In 1967, not long after Peter had returned from the Civil War, he married a woman named Emma, 17, who like him had emigrated from Germany.  We are fortunate that the couple and their family were recorded in the U.S. censuses of 1870, 1880, 1900, 1910, and 1930.  At the time of the 1870 census the Barths had only one child, Robert, a baby of nine months.  During the ensuing decade, the family added five other siblings, two boys and three girls, ages 8 to 3.  As he matured, Robert was taken into the liquor firm as a clerk about 1901 and eventually made a partner.

In 1985, Barth incorporated his firm under Wisconsin laws with a paid up capital of $100,000 (equivalent to $2.5 million today).  Robert, described by a contemporary as “a young man of unimpeachable probity,” became secretary and treasurer.  By this time the sales of the Peter Barth Company had placed it among Milwaukee’s largest liquor wholesalers.  It covered not only all of Wisconsin but also Minnesota and Michigan.  Including its sales force, it employed eight people.
Nor was Barth neglecting his service to the community.  He was an active member on the Board of Trade and the Milwaukee Merchant Trader’s Association where he was said by a biographer to be “always…among the first in promoting the city’s best interests.”  His interests extended to the political field.  A Republican in a largely Democratic city, he was elected as an alderman from Milwaukee then Fifth Ward, serving from 1878 to 1882 until being defeated by a Democrat.  

He was a member of the Knights of Pythias, the Ancient Order of United Workmen, and the Oddfellows, all of them fraternal and service organizations, devoted to philanthropic work.  The Oddfellows seemed closest to Peter Barth’s heart, which he joined in 1883.  It was British-founded and known particularly for its charitable work, conducting fundraisers for both local and national charities.  At the age of 91, Barth was still attending meetings of the Milwaukee Oddfellows, recorded in press accounts as its oldest active member. 
As his father aged, Robert increasing took over the management of the firm.  In 1910 at age 71, however, Peter was still listed by the census as “liquor dealer.”  He was living at 302 19th Street, then a mansion-filled fashionable area of Milwaukee.  With him was his wife, Emma, and a grown bachelor son, George, who was a well-known Milwaukee physician.

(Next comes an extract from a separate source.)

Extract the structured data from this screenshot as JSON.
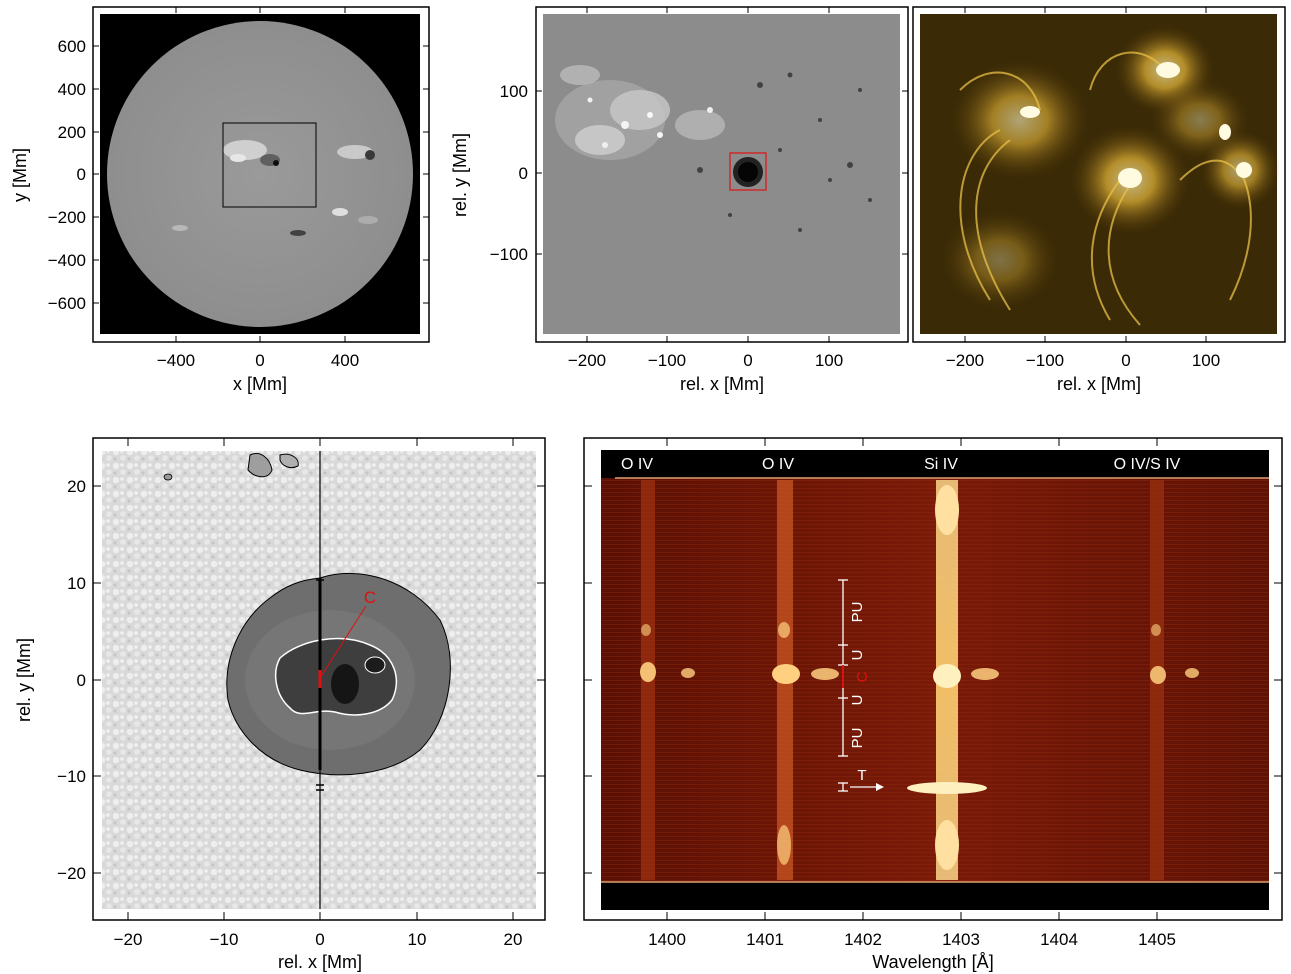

Although the Barths had amassed their fortunes by 1919, it must have been a blow to them when National Prohibition was enacted.  The business that Peter had founded and fostered for 53 years was forced to shut its doors. 

During the ensuing years Barth continued to be active in Milwaukee’s civic and social life.  For the last six months of life he was invalided, living just long enough to see Prohibition being repealed in 1934.  When he died at the age of 94, he was buried in Milwaukee County’s Forest Lawn, a cemetery not far from where he had been born.  Two years later Emma joined him.  Buried nearby are other members of the family, including both Robert and George Barth.


Note:  A chief source of information for this article and the picture of the Barth Company building are from the 1896 book, “Milwaukee— A Half Century’s Progress.”  Census data also was particularly useful.  The bottle pictures are from the “mrbottles.com” website which has many excellent photos of Wisconsin vintage whiskeys.